In Los Angeles, former super-soldier Bryan (Neeson) is trying to bond with his daughter Kim (Grace) while waiting for his ex-wife Lenore (Jansson) to leave her sweaty-weasel husband Stuart (Scott). Then Bryan is set up for murder, and local police Inspector Franck (Whitaker) wants to bring him in for questioning. But Bryan is too slippery to hold, taunting the cops while he dashes around tracing the murder to a Russian mafioso Malankov (Spruell). But something's fishy. And with the help of an old pal (Orser), Bryan intends to sort out the mess.

The movie's structure mercifully departs from the first two episodes, becoming a straightforward pursuit mystery punctuated by stunt-intensive set pieces including a foot pursuit between houses, a chaotic freeway car chase and a mountain-road ambush. Not one of these scenes is remotely surprising, partly because everything about this film is predictable but also because these sequences seem to have been edited with a paper-shredder, leaving a blur of quick cuts, loud noises and a final explosion for good measure.

The lazy script continually cheats by introducing random technology and improbably coincidences, and each time it dips into melodrama it becomes almost laughably ridiculous. The dialog is inane to the point of distraction, mainly because everything is so painfully obvious (cue yet another bagel reference). And the characters aren't much better. Despite a strong cast that can breathe life into even the most simplistic character, these are such thinly written people that it's almost impossible to care what happens to any of them.
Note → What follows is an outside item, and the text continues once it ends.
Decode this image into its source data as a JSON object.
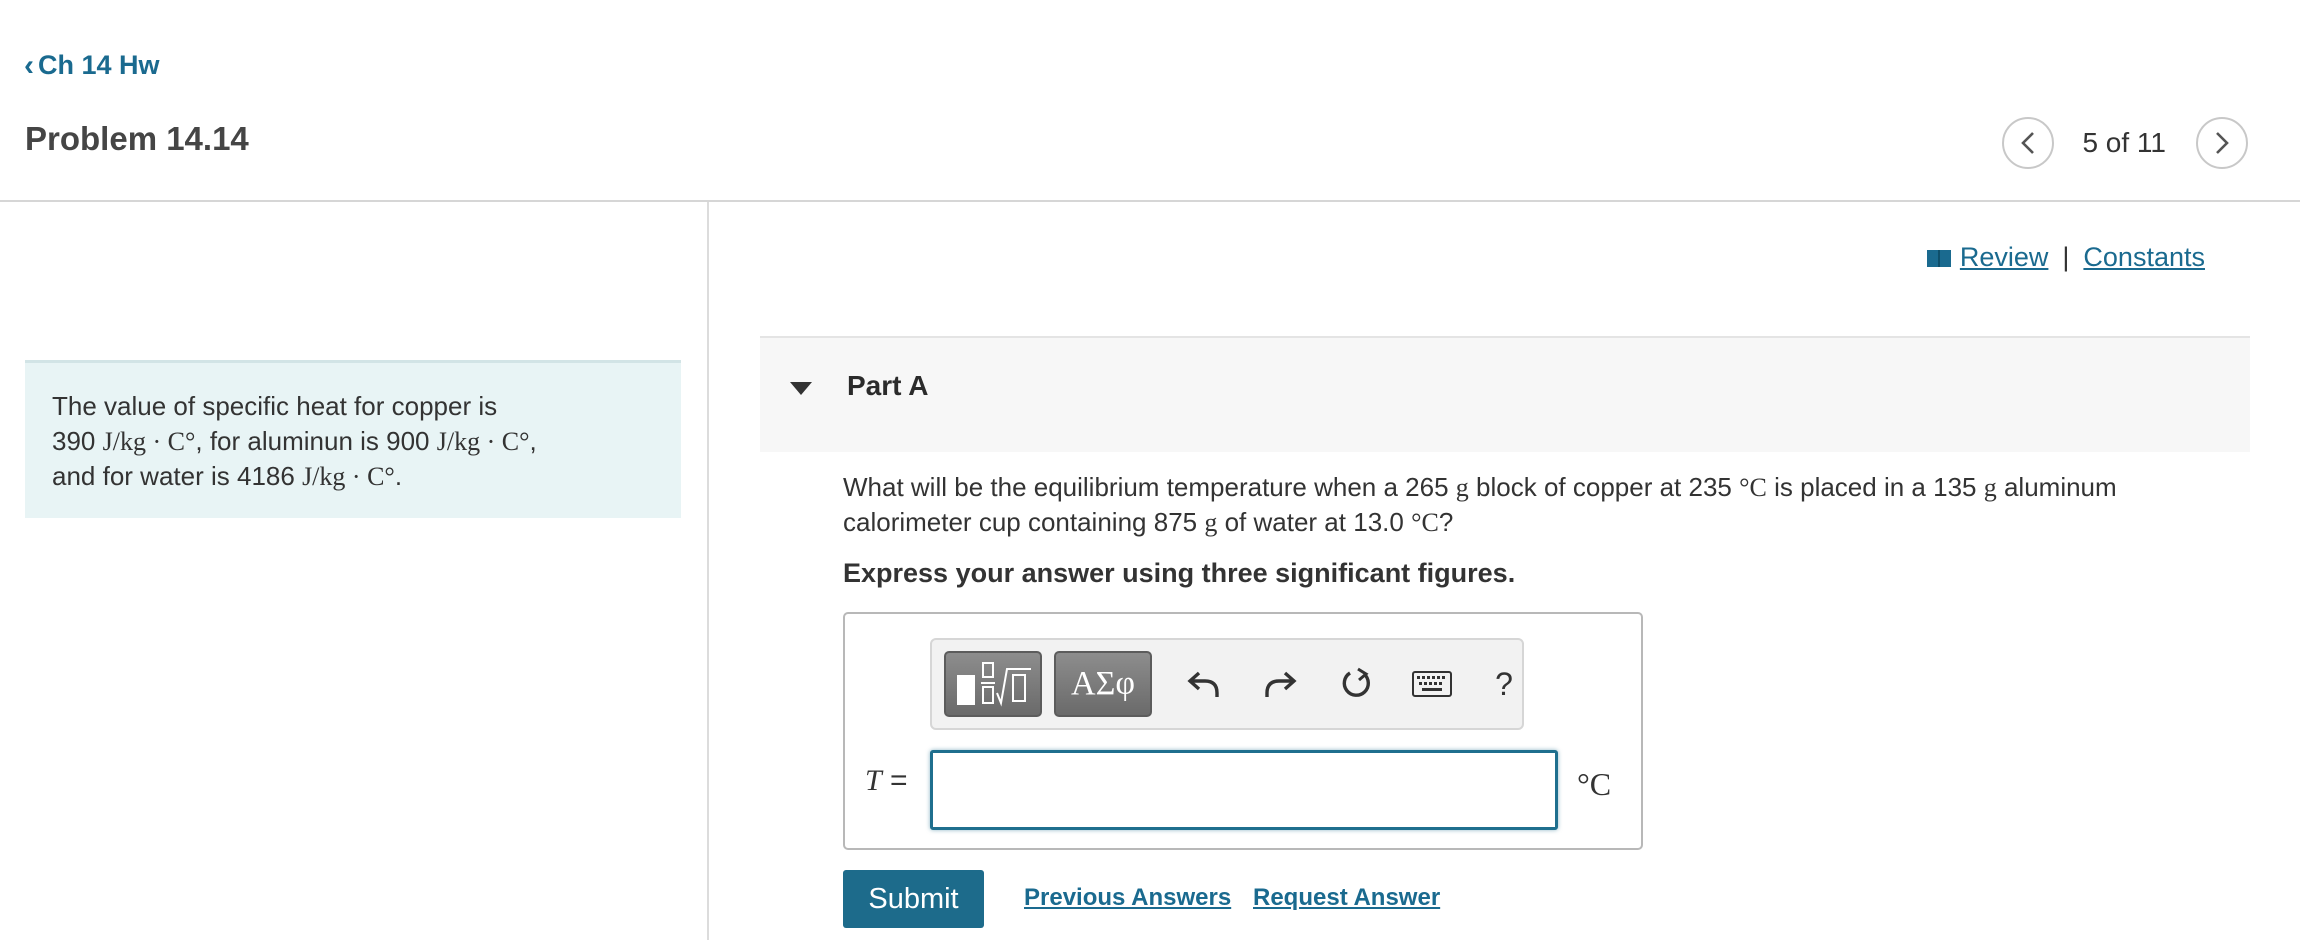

Besson has proven his skills as a filmmaker, but this isn't even in the same league as his previous movie, the guilty pleasure Lucy, which at least had its own sort of insane logic. By comparison, this script feels like it was rattled off in about two hours, then they shot the first draft without bothering to think through the plot, compensating by editing the film so chaotically that hopefully no one would notice. That said, watching the fiercely cool Neeson roar around on another personal rampage is rather a lot of fun.